Now that I have been officially "undiagnosed" I feel a little lost. Don't get me wrong it's the best lost feeling I ever had. I've been pretty distracted the last couple of days and sort of feeling disconnected since yesterday. I'm trying to refocus and regroup and re-prioritize.
The first thing I needed to do was schedule an appointment with the doctor to have another MRI and spinal puncture in 3 months. He said that if it was MS there should be some kind of change. He wants to do this to confirm his "undiagnosis". I'm waiting to hear back from his office about the day and time.
In the meantime, I need to get my mammography done and pay a visit to my OB/GYN, I am over 2 years past due on that. Now that I have peace of mind with the MS situation I am ready to handle these other things. I need to remember to call the offices and schedule appointments...I always remember when its either too early or too late to call.

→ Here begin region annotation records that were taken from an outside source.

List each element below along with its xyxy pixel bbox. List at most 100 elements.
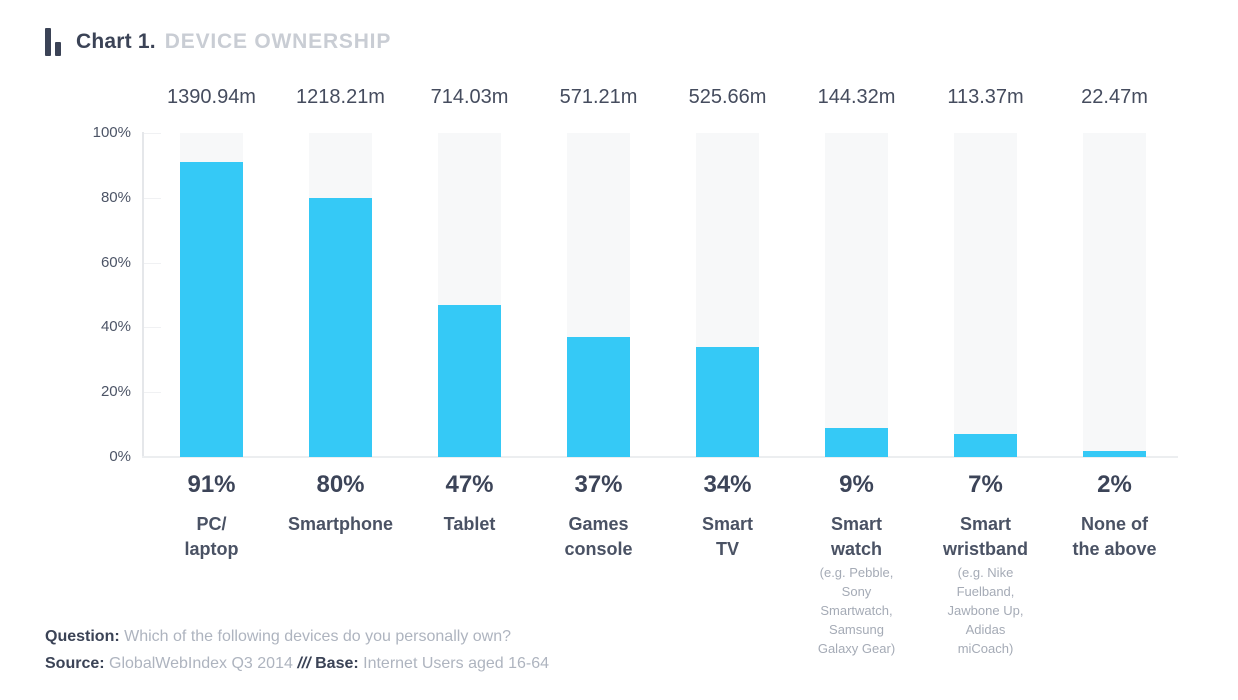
category-sublabel-line: Smartwatch, [820,603,893,618]
category-label-tablet: Tablet [395,512,544,537]
chart-column-pc-laptop: 1390.94m 91% PC/laptop [147,0,276,700]
y-tick-label-0: 0% [109,448,131,465]
y-tick-line-60 [144,262,161,264]
total-users-label-tablet: 714.03m [430,86,509,108]
source-line: Source: GlobalWebIndex Q3 2014 /// Base:… [45,650,549,677]
total-users-label-smartphone: 1218.21m [296,86,385,108]
chart-column-games-console: 571.21m 37% Games console [534,0,663,700]
source-text: GlobalWebIndex Q3 2014 [109,655,293,672]
category-label-line: watch [830,539,882,559]
bar-tablet [438,304,501,457]
bar-smart-tv [696,346,759,457]
y-tick-line-40 [144,327,161,329]
percent-label-pc-laptop: 91% [187,471,236,498]
total-users-label-smart-watch: 144.32m [817,86,896,108]
category-sublabel-smart-watch: (e.g. Pebble, Sony Smartwatch, Samsung Galax… [778,563,935,658]
category-label-smart-wristband: Smart wristband [911,512,1060,562]
category-label-line: PC/ [196,514,227,534]
page-title: DEVICE OWNERSHIP [164,30,392,53]
category-sublabel-line: (e.g. Pebble, [819,565,894,580]
category-label-none-of-above: None of the above [1040,512,1189,562]
category-label-line: Smart [701,514,754,534]
bar-none-of-above [1083,450,1146,457]
category-sublabel-line: (e.g. Nike [957,565,1014,580]
bar-track-none-of-above [1083,133,1146,457]
bar-chart-icon-tall-bar [45,28,51,56]
total-users-label-smart-tv: 525.66m [688,86,767,108]
category-label-line: console [564,539,633,559]
category-label-line: wristband [942,539,1028,559]
percent-label-tablet: 47% [445,471,494,498]
base-label: Base: [315,655,359,672]
bar-smartphone [309,197,372,457]
bar-track-tablet [438,133,501,457]
percent-label-smart-watch: 9% [839,471,874,498]
chart-header: Chart 1. DEVICE OWNERSHIP [45,28,391,56]
bar-track-smart-watch [825,133,888,457]
y-axis-line [142,132,144,458]
slashes-separator: /// [297,655,311,672]
y-tick-label-60: 60% [100,253,131,271]
total-users-label-pc-laptop: 1390.94m [167,86,256,108]
bar-track-smart-wristband [954,133,1017,457]
total-users-label-none-of-above: 22.47m [1081,86,1148,108]
category-sublabel-line: Sony [841,584,872,599]
bar-track-smartphone [309,133,372,457]
category-label-line: laptop [184,539,239,559]
y-tick-line-100 [144,133,161,134]
bar-track-smart-tv [696,133,759,457]
source-label: Source: [45,655,105,672]
x-axis-baseline [142,456,1178,458]
bar-pc-laptop [180,162,243,457]
category-label-pc-laptop: PC/laptop [137,512,286,562]
category-sublabel-line: Galaxy Gear) [817,641,896,656]
bar-smart-watch [825,427,888,457]
category-label-smartphone: Smartphone [266,512,415,537]
category-label-line: Smart [830,514,883,534]
category-sublabel-smart-wristband: (e.g. Nike Fuelband, Jawbone Up, Adidas miCo… [907,563,1064,658]
bar-games-console [567,337,630,457]
category-label-smart-tv: Smart TV [653,512,802,562]
y-tick-label-20: 20% [100,383,131,401]
question-text: Which of the following devices do you pe… [124,628,512,645]
base-text: Internet Users aged 16-64 [363,655,550,672]
y-tick-label-40: 40% [100,318,131,336]
percent-label-games-console: 37% [574,471,623,498]
bar-track-games-console [567,133,630,457]
chart-number-label: Chart 1. [76,30,156,53]
chart-column-none-of-above: 22.47m 2% None of the above [1050,0,1179,700]
y-tick-line-20 [144,392,161,394]
category-label-line: Smartphone [287,514,393,534]
category-label-line: Tablet [443,514,496,534]
percent-label-smart-tv: 34% [703,471,752,498]
bar-track-pc-laptop [180,133,243,457]
percent-label-smartphone: 80% [316,471,365,498]
category-label-smart-watch: Smart watch [782,512,931,562]
y-tick-label-100: 100% [92,124,131,141]
y-tick-line-80 [144,197,161,199]
chart-column-smartphone: 1218.21m 80% Smartphone [276,0,405,700]
footnotes: Question: Which of the following devices… [45,623,549,677]
percent-label-none-of-above: 2% [1097,471,1132,498]
category-label-games-console: Games console [524,512,673,562]
y-tick-label-80: 80% [100,188,131,206]
category-label-line: TV [715,539,739,559]
total-users-label-smart-wristband: 113.37m [947,86,1024,108]
chart-column-smart-wristband: 113.37m 7% Smart wristband (e.g. Nike Fuelban… [921,0,1050,700]
category-sublabel-line: miCoach) [957,641,1014,656]
category-label-line: Games [568,514,629,534]
question-line: Question: Which of the following devices… [45,623,549,650]
category-sublabel-line: Samsung [829,622,884,637]
total-users-label-games-console: 571.21m [559,86,638,108]
category-label-line: None of [1081,514,1148,534]
bar-chart-icon [45,28,62,56]
category-sublabel-line: Adidas [965,622,1006,637]
chart-column-smart-watch: 144.32m 9% Smart watch (e.g. Pebble, Sony Smar… [792,0,921,700]
bar-chart-icon-short-bar [55,42,61,56]
chart-column-tablet: 714.03m 47% Tablet [405,0,534,700]
question-label: Question: [45,628,120,645]
category-label-line: Smart [959,514,1012,534]
percent-label-smart-wristband: 7% [968,471,1003,498]
category-sublabel-line: Jawbone Up, [947,603,1024,618]
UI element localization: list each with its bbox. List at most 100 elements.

Looks like my weight loss has become the priority again which is perfect because we are doing a 30-day group detox at work using the Paleo diet. It should be fun! Clearly I've put on weight during the last few months and I need to get it off ASAP...I feel every ounce of it when I workout and when I get dressed. My trainer was strongly suggesting I get back to running this week. It was truly the best thing I did, well that combined with eating great consistently. So that is something I am seriously considering.
I am so thankful that I have this opportunity to work on getting things back to where they were pre-misdiagnosis...it's a pretty great dilemma to have.